My Wife
KITTIE ROSE PEPPER
AND TO
My Daughter
NORITA ROSE PEPPER
COMRADES IN MANY TRAVELS
PREFACE
MY purpose in this work is to consider and describe the effect of the Panama Canal on the West Coast countries of South America from the year 1905. At this period its construction by the United States may be said to have begun. If my own deep conviction that this influence makes powerfully for their industrial development and their political stability be an illusion, the pages which follow may afford the disbelievers grounds for pointing out wrong premises or false conclusions. “We doubt” long has been the dogma of the North American and the European in everything relating to the permanency of progress in the Spanish-American Republics. “I believe” is yet only the creed of the individual. A huge material fact obtruding itself may secure a listening ear from the doubters. The Canal obtrudes.

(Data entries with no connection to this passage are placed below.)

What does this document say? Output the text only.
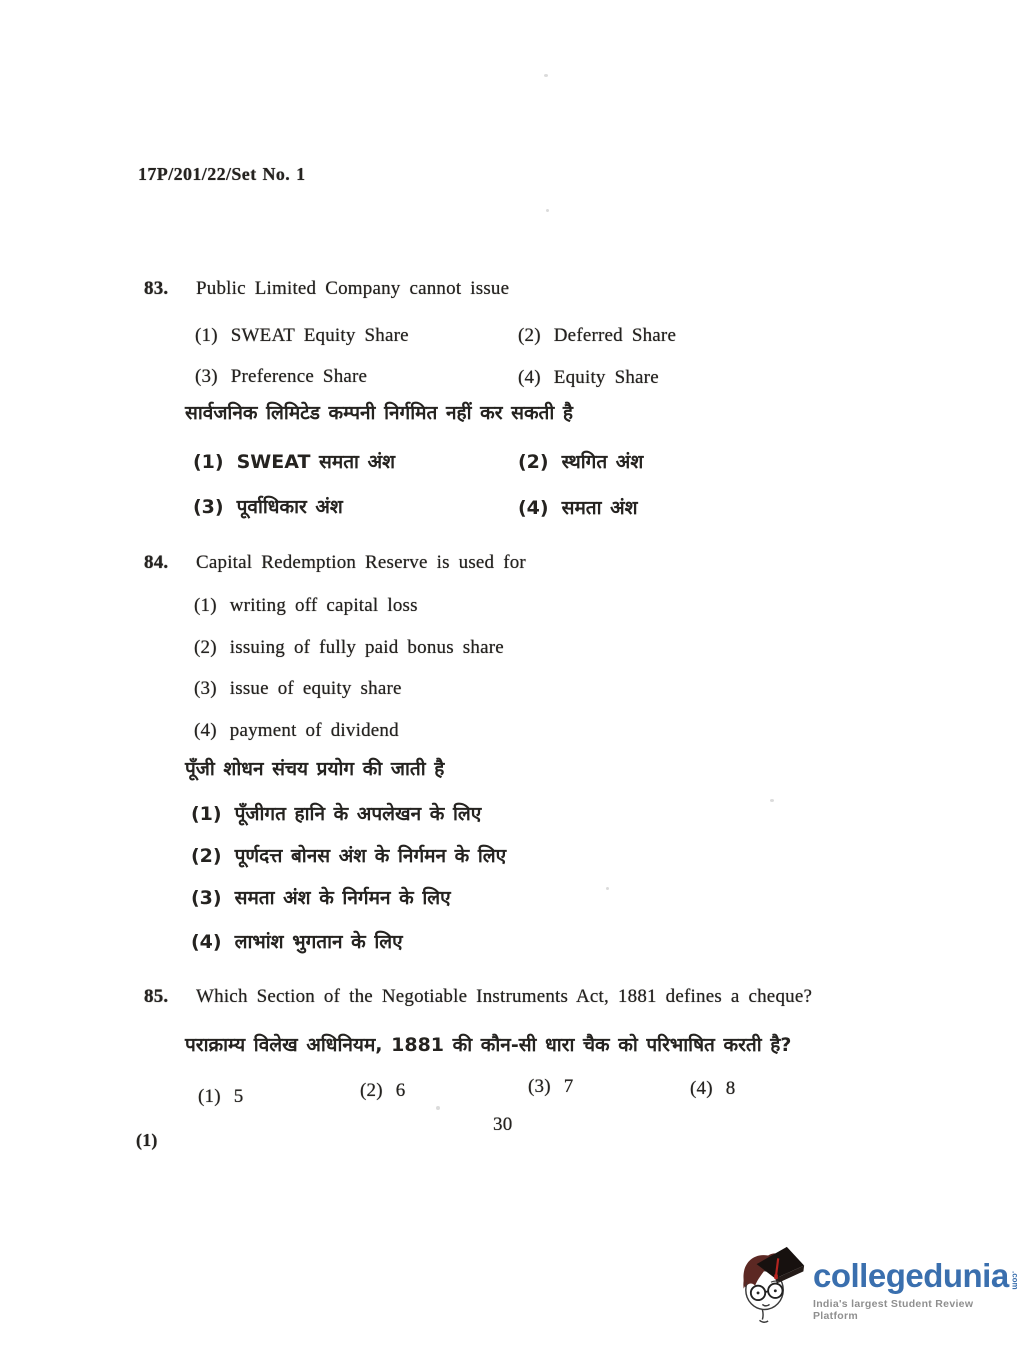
17P/201/22/Set No. 1
83. Public Limited Company cannot issue
(1) SWEAT Equity Share	(2) Deferred Share
(3) Preference Share	(4) Equity Share
सार्वजनिक लिमिटेड कम्पनी निर्गमित नहीं कर सकती है
(1) SWEAT समता अंश	(2) स्थगित अंश
(3) पूर्वाधिकार अंश	(4) समता अंश
84. Capital Redemption Reserve is used for
(1) writing off capital loss
(2) issuing of fully paid bonus share
(3) issue of equity share
(4) payment of dividend
पूँजी शोधन संचय प्रयोग की जाती है
(1) पूँजीगत हानि के अपलेखन के लिए
(2) पूर्णदत्त बोनस अंश के निर्गमन के लिए
(3) समता अंश के निर्गमन के लिए
(4) लाभांश भुगतान के लिए
85. Which Section of the Negotiable Instruments Act, 1881 defines a cheque?
पराक्राम्य विलेख अधिनियम, 1881 की कौन-सी धारा चैक को परिभाषित करती है?
(1) 5	(2) 6	(3) 7	(4) 8
30
(1)
collegedunia .com
India's largest Student Review Platform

The severely practical Northern mind finds itself in a brain-fog with reference to the Southern Continent. Speculative reasoning regarding new forces of civilization does not appeal to it. It wants the concrete circumstances. Now the Canal is not an abstraction. The industrial and commercial energies which it wakens are not abstractions. The interoceanic waterway is a national undertaking, but it shows the way to individual enterprise. More than the gates of chance are opened to American youth. They are the gates of opportunity. Consequently the need of knowledge.
The number of recent books relating to the history of South America seems to indicate a demand for this knowledge in its primary form. They open the path for a volume which may be limited more strictly to industrial, fiscal, and political information. For that reason, while not overlooking the historical element in the institutions and governmental systems, I have not thought it necessary to consider them chronologically from the colonial epoch or even from the era of independence.